Cette politique a rapidement fortifié le crédit de l'État et, en abaissant peu à peu le taux de l'intérêt, elle a, réfléchissez-y, préparé des conversions futures qui viendront à leur tour alléger notre dette. (Très bien ! très bien !) [...].

L'ensemble de toutes ces mesures a eu très vite une grande influence sur le cours des changes. À elle seule, la formation d'un gouvernement de concorde républicaine et nationale avait déjà ramené en quelques jours la livre sterling de 240 à 200 F ; mais, aussitôt après l'adoption de nos premiers projets financiers, et notamment après le vote de la loi constitutionnelle qui a créé la caisse d'amortissement, la hausse du franc s'est très vite accentuée.


1. Amortissement : remboursement
2. Dette flottante : dette de l'État à court terme (constituée de titres remboursables dans un délai bref comme les bons du Trésor).
3. En 1924, le plan Dawes, du nom d'un général et banquier américain qui préside un comité d'experts anglo-saxons, indexe le montant des réparations que doit l'Allemagne aux Alliés en vertu du traité de Versailles sur la croissance de son économie.

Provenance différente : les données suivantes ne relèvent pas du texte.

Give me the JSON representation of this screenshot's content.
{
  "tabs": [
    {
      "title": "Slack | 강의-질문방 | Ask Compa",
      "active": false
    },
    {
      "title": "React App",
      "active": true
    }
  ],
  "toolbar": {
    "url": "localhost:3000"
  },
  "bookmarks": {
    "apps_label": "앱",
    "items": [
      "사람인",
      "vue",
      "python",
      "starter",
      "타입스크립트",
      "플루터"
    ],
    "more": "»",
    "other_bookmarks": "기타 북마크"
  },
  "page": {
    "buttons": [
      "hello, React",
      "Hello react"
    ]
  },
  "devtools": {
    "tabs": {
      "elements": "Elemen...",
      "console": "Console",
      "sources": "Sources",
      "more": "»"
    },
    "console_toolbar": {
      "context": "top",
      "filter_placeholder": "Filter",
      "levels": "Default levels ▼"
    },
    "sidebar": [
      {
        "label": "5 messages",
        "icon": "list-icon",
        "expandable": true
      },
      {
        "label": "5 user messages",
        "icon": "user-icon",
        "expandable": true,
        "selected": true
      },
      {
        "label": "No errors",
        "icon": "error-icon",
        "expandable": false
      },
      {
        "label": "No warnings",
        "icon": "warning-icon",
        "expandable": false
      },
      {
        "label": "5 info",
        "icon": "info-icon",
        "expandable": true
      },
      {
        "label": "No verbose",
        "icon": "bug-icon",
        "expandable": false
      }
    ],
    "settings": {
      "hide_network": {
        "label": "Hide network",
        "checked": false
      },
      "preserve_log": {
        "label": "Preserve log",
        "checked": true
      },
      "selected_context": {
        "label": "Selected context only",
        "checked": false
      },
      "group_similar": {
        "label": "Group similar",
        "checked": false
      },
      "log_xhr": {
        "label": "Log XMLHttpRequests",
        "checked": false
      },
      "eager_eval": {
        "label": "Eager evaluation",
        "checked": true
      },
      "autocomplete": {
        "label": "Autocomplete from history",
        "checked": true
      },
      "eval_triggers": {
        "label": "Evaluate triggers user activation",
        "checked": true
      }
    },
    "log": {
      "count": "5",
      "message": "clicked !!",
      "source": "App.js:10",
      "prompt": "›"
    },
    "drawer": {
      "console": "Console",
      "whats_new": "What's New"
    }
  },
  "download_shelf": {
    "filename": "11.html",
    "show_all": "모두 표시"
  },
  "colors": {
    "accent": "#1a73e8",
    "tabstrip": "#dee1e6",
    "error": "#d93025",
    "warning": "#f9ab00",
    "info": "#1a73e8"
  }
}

Il arbitre la crise franco-allemande de l'après-guerre et met fin à l'occupation de la Ruhr par les troupes françaises décidée par Poincaré en 1923. La France, de son côté, doit rembourser d'immenses dettes contractées pendant la guerre à l'égard des États-Unis. Elle s'engage en 1926 à payer 6,8 milliards de dollars en 62 ans, en espérant que les réparations allemandes lui permettront de faire face aux exigences américaines. Ce fragile édifice financier ne résistera pas à la grande crise des années 1930.
4. Dette publique : ensemble des emprunts contractés par l'État.

Journal Officiel, Débats parlementaires, Chambre des députés, séance du 21 juin 1928.